The grief brought her back to another national trauma: September 11, 2001, when she was a freshman in college, away from home for the first time.
The night after the attacks, on her birthday, she woke feeling afraid and disoriented. Her parents called and encouraged her to open her dorm room curtains. When she did, they were standing on the lawn outside her window, having driven through the night with bagels, just to be near her.

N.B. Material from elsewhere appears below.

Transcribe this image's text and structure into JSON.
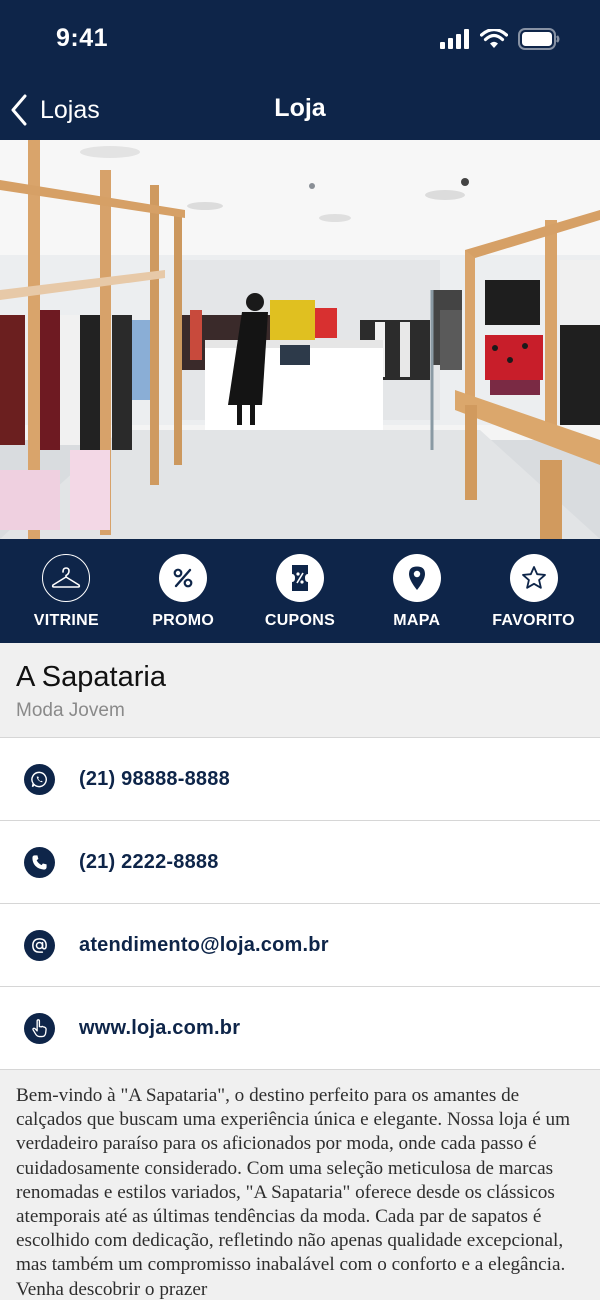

“It was this reminder that love moves toward us, especially in the dark,” she said. “There are treasures in the darkness. You can’t see the stars during the day, but they are there.”
That, she believes, is the heart of Far Country: the invitation to hold the world’s sorrow and the world’s beauty at the same time.
“I hope this record makes space for both,” she said. “I hope it lets people say, ‘This is heavy and this is hurting’ and also, ‘Love is still here, and it is not done.'”
“It feels off down here sometimes,” she added. “Because this is not where we ultimately belong. We are beloved children of God, and we are being led back home.”
Holcomb said she hopes Far Country serves as a companion to anyone walking through questions or longing and a reminder that even when life feels disorienting or heavy, they are not alone.
“We are all just kids making our way back home,” she said. “And I’m honored to sing alongside people as we do. Before we ever make a mistake, before we are loved by others, before we wound or are wounded, before we take a breath, we are beloved. That is where we come from. And that is where we’re going.”